Elena Urbaitytė-Urbaitis

(1922 - 2006)

Biography

Elena Urbaitytė was born in 1922 in Šiauliai. She studied at the Art Institute in Kaunas, the Akademie der Bildenden Kümte in Münich, and at the Ecole des Arts et Metiers in Freiburg, West Germany. In 1950, she received a fellowship for one year from the French Ministry of Cultural Affairs in Paris, and from the World Student Service Fund, an academic scholarship in the United States for two years. In 1960, she received an M.A. from T.C. Columbia University in New York.
The year of 1979 marked the beginning of her career as a sculptor. That year, she exhibited her series "Illuminated Constructions" at the Phoenix Gallery in New York City. In 1980,  Elena Urbaitytė began working with "Light Bars," a series of geometric aluminum bars that were lit internally and shone through slits and small holes. Her next series, titled "Solar Flights" (1982), was created from aluminium, metal sheets, flourescent lights, string, enamel paint, tape and plexiglass. In 1984, Elena Urbaitytė exhibited her next sculpture series "Messengers" which advanced her concept of "Solar flights" a step further. Originally a painter, Elena Urbaitytė continued exploring the complexity of the merger of sculpture and painting in her 1987 series "Painted Surfaces."

Style

Early works of Elena Urbaitytė were oil paintings which she exhibited in New York, New Jersey and Pennsylvania.
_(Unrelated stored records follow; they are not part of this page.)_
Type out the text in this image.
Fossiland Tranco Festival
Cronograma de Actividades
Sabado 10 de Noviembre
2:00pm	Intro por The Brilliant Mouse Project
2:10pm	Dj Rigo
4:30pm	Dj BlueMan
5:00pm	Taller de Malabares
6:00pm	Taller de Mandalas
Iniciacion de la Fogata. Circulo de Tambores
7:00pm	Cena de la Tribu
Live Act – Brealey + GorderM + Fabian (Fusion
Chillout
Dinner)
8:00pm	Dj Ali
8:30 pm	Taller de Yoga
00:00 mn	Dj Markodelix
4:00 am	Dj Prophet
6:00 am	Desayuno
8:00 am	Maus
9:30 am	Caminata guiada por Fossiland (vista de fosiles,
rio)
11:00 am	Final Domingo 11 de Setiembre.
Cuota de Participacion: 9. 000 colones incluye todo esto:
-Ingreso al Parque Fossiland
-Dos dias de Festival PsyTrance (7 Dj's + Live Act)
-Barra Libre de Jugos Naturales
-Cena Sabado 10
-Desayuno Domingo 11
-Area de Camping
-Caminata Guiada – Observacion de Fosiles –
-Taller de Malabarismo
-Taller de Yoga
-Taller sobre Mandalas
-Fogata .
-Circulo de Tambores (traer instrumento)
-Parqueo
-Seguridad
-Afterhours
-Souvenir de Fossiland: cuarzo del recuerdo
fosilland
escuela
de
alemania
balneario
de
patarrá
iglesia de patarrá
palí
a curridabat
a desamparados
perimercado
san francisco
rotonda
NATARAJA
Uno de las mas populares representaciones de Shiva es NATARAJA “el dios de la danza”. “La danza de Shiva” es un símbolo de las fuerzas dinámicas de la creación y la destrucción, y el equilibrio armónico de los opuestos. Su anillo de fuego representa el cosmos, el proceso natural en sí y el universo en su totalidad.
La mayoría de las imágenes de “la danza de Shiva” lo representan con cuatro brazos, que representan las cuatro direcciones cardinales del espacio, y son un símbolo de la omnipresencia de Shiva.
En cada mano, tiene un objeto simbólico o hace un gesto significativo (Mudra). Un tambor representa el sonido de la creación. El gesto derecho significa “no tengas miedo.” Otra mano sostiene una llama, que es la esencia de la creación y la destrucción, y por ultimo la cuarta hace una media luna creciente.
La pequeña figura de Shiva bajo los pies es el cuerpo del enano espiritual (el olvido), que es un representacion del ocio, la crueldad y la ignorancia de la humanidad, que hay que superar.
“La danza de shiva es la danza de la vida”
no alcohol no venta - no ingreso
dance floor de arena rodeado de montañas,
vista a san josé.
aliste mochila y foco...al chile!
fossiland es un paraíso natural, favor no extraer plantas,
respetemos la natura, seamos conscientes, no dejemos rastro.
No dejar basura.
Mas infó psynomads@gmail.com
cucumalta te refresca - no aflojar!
Paintings dated in the early 60s were influenced by American Abstract Expressionists such as  William de Koonnig, Mark Rothko, and others. In these works Elena Urbaitytė stressed the importance of colour and light in her compositions that appeared architectural in concept and execution.
Since her studies in Europe, attention of Elena Urbaitytė was drawn to the art and theory of Paul Cezanne and his followers as well as Russian Constructivists. In the 70s, geometric shapes and parts of the human body were incorporated into architectural compositions m her paintings which created vibrant textured shapes evoking tension pictorially and emotionally.
The year of 1979 marked the beginning of her career as a sculptor. These constructions consisted in the interrelationship of aluminium planes, wood panels, flourescent and neon lights. The angular, illuminated flat cut-outs indicated the artist's emotional involvement with the space age technological advances of the time, producing both "chilling aesthetic ambiguities and multi-dimensional effects."

Sources:

Kezys, A. (1992). The Paintings and Sculptures of Elena Urbaitis. Lituanus, 38(2); 

Urbaitis, E. (2000). Works on paper. Vilnius: Vilniaus dailės akademijos leidykla; 

Lietuvos dailės muziejus. (2011). http://www.ldm.lt;

Goštautas, S. (2006). Elena Urbaitytė. In memoriam. 7md, 698.